Shot in Israel with a dreamlike atmosphere reminiscent of classic fantasy novels (or maybe Lucio Fulci's Conquest with a bigger budget and cleaner camerawork), Circle of Iron will come seem either deeply profoundly or utterly silly depending on the viewer's mood (or perhaps a combination of both). Carradine certainly gets to stretch himself beyond his famous Kung Fu persona here with his multiple roles, though obviously his flute character is the most interesting and pivotal to the story. Though he only appears for a few minutes of screen time, Lee also offers a nicely judged performance which plays surprisingly against type (for reasons which shouldn't be revealed here, though it's worth mentioning that the final twist was copied wholesale by Kung Fu Panda, of all films). However, perhaps the most memorable performance is delivered by Eli Wallach, again in essentially an extended cameo as "Man in Oil," whose plan to achieve a higher state of enlightenment is highly unusual, to say the least.

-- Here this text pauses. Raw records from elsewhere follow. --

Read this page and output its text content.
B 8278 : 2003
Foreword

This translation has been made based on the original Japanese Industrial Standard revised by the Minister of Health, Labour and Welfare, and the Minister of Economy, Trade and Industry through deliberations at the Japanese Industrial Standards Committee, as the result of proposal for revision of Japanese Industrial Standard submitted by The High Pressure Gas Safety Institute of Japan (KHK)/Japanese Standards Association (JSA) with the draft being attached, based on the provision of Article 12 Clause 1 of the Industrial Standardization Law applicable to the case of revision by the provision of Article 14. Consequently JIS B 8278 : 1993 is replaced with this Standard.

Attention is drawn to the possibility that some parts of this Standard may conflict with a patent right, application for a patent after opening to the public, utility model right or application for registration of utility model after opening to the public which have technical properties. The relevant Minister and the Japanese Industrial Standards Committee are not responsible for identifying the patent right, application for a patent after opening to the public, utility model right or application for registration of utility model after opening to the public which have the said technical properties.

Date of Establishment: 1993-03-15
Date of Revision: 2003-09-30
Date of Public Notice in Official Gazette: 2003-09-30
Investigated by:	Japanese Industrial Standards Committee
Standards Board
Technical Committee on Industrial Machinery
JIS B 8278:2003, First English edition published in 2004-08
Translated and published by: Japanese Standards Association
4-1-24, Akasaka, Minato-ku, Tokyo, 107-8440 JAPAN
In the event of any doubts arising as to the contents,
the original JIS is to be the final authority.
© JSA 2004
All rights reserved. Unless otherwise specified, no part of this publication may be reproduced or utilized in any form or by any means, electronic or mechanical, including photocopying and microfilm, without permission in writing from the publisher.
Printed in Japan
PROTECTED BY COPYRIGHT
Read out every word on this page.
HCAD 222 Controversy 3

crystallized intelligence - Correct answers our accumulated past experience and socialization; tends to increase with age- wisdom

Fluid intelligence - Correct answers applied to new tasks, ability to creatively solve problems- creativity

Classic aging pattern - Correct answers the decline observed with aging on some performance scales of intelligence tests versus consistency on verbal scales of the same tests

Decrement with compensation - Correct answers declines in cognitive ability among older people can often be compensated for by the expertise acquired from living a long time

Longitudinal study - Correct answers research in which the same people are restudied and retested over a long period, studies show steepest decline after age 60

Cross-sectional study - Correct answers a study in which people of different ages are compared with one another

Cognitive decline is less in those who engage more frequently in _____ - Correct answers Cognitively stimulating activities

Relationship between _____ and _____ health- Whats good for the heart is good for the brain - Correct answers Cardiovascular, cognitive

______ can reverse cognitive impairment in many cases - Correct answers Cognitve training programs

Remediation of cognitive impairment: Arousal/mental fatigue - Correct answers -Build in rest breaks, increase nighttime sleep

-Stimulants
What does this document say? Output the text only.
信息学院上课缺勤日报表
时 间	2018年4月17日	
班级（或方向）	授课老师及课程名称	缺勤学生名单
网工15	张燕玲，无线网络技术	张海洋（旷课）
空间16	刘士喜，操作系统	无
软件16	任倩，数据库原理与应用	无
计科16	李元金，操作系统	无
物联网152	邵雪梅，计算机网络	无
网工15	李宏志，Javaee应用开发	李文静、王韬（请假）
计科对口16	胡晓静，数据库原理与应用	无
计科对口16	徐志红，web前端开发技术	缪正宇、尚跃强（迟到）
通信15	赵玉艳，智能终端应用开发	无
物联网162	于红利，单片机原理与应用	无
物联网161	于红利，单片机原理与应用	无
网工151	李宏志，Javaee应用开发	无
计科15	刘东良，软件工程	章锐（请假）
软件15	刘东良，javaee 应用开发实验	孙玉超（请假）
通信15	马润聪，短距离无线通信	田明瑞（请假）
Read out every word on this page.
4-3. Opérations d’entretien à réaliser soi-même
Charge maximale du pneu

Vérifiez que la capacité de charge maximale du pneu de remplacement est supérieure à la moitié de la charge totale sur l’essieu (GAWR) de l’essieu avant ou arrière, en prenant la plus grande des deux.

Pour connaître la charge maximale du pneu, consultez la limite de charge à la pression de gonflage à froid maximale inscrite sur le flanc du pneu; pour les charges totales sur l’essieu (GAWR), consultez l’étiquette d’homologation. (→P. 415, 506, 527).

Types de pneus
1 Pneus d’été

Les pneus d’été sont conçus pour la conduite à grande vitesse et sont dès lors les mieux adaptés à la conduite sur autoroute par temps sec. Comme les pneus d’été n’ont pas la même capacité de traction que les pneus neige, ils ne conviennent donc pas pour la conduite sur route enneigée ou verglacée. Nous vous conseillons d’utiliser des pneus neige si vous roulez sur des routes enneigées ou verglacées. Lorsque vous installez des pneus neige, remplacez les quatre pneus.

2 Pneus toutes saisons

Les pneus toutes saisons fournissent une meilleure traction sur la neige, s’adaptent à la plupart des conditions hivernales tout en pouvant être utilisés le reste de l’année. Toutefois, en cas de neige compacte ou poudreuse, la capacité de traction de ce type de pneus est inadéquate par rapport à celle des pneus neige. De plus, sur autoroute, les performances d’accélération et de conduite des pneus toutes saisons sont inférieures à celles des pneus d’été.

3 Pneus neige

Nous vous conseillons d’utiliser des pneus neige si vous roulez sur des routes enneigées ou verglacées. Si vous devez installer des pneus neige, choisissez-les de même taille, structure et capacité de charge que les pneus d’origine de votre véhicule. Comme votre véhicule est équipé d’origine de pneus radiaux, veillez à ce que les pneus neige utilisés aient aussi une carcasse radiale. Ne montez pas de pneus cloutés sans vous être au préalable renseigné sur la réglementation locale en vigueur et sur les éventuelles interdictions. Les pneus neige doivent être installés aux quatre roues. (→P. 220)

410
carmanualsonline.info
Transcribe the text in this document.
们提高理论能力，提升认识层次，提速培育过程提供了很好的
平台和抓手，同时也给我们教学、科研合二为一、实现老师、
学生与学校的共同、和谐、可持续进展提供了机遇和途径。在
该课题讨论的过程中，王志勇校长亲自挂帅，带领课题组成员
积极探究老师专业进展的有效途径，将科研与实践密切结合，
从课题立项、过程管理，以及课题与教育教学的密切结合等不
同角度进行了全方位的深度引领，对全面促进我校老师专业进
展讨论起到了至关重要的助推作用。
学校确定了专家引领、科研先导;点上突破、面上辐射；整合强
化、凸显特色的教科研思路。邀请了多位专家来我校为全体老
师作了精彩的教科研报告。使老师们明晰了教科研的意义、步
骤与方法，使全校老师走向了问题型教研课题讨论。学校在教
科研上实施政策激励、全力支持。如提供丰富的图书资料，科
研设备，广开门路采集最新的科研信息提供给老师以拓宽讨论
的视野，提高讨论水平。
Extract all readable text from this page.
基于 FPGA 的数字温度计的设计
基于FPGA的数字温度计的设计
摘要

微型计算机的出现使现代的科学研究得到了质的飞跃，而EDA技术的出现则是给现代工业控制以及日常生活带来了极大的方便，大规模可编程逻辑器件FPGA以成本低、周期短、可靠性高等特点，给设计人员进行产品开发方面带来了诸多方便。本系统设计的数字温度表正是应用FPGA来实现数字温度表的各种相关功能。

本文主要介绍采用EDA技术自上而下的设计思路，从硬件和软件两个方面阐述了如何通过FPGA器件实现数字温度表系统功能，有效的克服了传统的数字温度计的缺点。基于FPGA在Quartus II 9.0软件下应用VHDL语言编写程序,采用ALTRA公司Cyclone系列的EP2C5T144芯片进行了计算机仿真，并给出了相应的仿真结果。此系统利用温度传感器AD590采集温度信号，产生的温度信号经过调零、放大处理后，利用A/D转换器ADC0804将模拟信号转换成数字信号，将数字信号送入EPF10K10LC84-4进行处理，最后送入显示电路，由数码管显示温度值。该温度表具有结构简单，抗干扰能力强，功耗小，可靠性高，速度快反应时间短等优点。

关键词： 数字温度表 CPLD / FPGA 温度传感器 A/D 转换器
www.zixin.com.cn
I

A friend of Carradine's, Cooper suffers in comparison to his co-stars (and his wooly hairdo doesn't do him any favors either); he seems more like a bemused, over-the-hill surfer than a dedicated seeker of truth. However, in an oddball drive-in sort of way, his performance works in th same way as other inexplicably modern leading men in films like The Sword and Sorcerer.

Blue Underground has released Circle of Iron in two DVD editions, first as a modest single-disc edition and then a tricked-out, two-disc special edition. Their subsequent Blu-Ray carries over all of the extras apart from a stills gallery and a pdf of the original screenplay by Lee, Coburn and Sterling Silliphant, and the real clincher for the hi-def option is the obvious huge increase in clarity and fidelity in the transfer of the feature itself. While the standard def DVD struggled with the earthy tones of the film and betrayed some signs of edge enhancement to compensate for the tricky visuals, the Blu-Ray has no such issues and looks pleasingly film-like. The amount of film grain looks about right, too, appearing just enough in darker scenes and the opticals used for the credits to still look like a real movie. Very nice all around. While the DVDs offer the usual DTS and Dolby Digital EX options, the Blu-Ray also trumps them with subtle but immersive DTS-HD and Dolby TruHD mixes along with the prior Dolby Digital tracks and optional subtiles in English, Spanish or French. Extras include a delightful video interview ("Playing the Silent Flute") with the late Carradine (who mimics his characters on-camera and offers his memories of the apparently MIA Cooper), a robust audio commentary with director Richard Moore, interviews with co-producer Paul Maslansky and marital arts coordinator Joe Lewis, an audio interview with silliphant about working with Lee and Coburn, the Ameican and international trailers using both titles, and TV spots. Apart from the Carradine interviw, the Moore commentary (moderated by David Gregory) is the most substantial of the bonuses, talking about the path of the film on its way to completion and the stories behind the extremely color cast of players involved. Certainly one of the most unique martial arts films from the genre's initial heyday around the world, Circle of Iron offers much more than just mindless fight scenes and holds up as a fascinating mixture of spirituality and body blows.